PSMS Annual Wild Mushroom Show
The Puget Sound Mycological Society's annual show — 200+ Pacific Northwest mushroom species on display, expert identification, vendors, and cooking demonstrations. One of the largest mushroom exhibits in the US.
About the event
The Puget Sound Mycological Society's Annual Wild Mushroom Show, held each October at the Center for Urban Horticulture in Seattle's University District, is one of the largest and most comprehensive mushroom exhibitions in the United States. Now in its sixth decade, the show displays over 200 identified wild mushroom species collected from Pacific Northwest forests in the days immediately preceding the event, arranged in taxonomic and ecological groupings with detailed identification labels. The display is simultaneously a scientific exhibit and a sensory spectacle — the combined aroma of hundreds of mushroom species, the visual diversity of colors and forms, and the depth of information available from PSMS experts stationed throughout the room make this unlike any other natural history display in the region.

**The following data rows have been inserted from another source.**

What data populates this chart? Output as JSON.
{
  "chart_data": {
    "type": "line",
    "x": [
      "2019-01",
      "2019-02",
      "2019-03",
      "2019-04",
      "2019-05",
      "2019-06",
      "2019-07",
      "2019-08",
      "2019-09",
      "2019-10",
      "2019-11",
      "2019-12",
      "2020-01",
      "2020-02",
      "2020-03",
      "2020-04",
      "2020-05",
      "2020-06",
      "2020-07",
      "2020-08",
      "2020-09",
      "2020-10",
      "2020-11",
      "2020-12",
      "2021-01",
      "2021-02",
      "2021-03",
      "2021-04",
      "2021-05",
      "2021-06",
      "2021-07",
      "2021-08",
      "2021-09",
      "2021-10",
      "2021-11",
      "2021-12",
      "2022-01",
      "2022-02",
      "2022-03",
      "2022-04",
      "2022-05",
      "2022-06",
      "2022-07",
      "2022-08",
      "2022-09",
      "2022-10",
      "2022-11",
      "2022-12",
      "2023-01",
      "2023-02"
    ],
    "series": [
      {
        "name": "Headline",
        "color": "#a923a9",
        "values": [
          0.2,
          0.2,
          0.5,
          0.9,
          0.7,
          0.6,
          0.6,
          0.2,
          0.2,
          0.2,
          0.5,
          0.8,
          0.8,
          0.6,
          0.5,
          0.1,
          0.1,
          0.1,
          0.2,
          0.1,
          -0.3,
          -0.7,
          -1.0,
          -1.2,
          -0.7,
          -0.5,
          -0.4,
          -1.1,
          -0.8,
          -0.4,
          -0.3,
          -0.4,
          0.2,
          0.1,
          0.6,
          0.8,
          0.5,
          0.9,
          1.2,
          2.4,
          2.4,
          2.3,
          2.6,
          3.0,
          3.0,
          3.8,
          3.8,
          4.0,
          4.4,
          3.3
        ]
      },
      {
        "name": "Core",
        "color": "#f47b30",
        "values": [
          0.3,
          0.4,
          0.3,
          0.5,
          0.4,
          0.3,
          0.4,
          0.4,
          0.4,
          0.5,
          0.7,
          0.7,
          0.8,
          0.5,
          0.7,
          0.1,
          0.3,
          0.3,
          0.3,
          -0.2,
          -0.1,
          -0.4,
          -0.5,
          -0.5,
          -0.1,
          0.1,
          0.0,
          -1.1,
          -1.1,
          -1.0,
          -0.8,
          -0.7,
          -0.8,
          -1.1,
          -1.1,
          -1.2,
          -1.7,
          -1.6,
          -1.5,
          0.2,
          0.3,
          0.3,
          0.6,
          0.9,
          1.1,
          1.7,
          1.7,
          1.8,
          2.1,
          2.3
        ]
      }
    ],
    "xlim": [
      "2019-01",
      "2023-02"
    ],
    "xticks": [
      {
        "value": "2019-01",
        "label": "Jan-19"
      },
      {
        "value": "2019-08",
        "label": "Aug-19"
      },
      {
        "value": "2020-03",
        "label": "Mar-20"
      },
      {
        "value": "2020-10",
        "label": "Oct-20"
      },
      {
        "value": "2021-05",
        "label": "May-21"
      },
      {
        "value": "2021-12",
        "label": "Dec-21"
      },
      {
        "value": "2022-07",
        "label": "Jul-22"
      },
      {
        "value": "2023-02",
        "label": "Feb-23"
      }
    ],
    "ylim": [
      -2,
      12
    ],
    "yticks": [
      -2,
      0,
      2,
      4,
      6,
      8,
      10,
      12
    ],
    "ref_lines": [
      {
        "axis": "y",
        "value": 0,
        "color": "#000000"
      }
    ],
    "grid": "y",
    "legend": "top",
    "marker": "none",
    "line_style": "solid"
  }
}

PSMS, founded in 1964, is one of the largest and most active mycological societies in North America. Its membership spans expert mycologists, serious foragers, citizen scientists, and the simply curious, and the annual show reflects that breadth. Expert identifiers are stationed throughout the exhibit to answer questions and help visitors understand what distinguishes similar-looking species — a practical skill that has real implications for anyone considering foraging wild mushrooms. The show typically runs two full days and draws several thousand visitors, including school groups, culinary professionals sourcing ingredients, and naturalists from across the Pacific Northwest.
The show's timing — the last weekend of October — is not arbitrary. This is when the Pacific Northwest's fall mushroom season is typically at or near its peak, ensuring that the collecting teams can find the widest diversity of species for the display. The weeks before the show are an intense collective effort: PSMS members fan out across the Cascades, Olympics, and lowland forests to collect, identify, and transport specimens that will then be carefully arranged and labeled for public viewing.
What to expect
The exhibit hall at the Center for Urban Horticulture is arranged with display tables organized by major groups: boletes, chanterelles and hedgehogs, amanitas (with clear toxicity labeling), gilled mushrooms by family, polypores, puffballs and earthstars, rusts and smuts, and specialty categories. Each specimen is labeled with common name, Latin name, edibility status, and brief ecological notes. PSMS expert volunteers circulate throughout, and most are happy to engage deeply on specific identification questions or general mycology topics.
Beyond the specimen display, the show includes a vendor area (featuring foraging books, field guides, mushroom identification tools, and specialty food products), cooking demonstrations using wild mushrooms, a mushroom art exhibition, and tables where visitors can bring their own foraged specimens for expert identification. The bring-your-own identification service is enormously popular and can involve a wait on busy days — bring your specimens in a paper bag, not plastic, and note where and on what substrate you found them. Admission is a modest fee that goes toward PSMS programs and conservation education.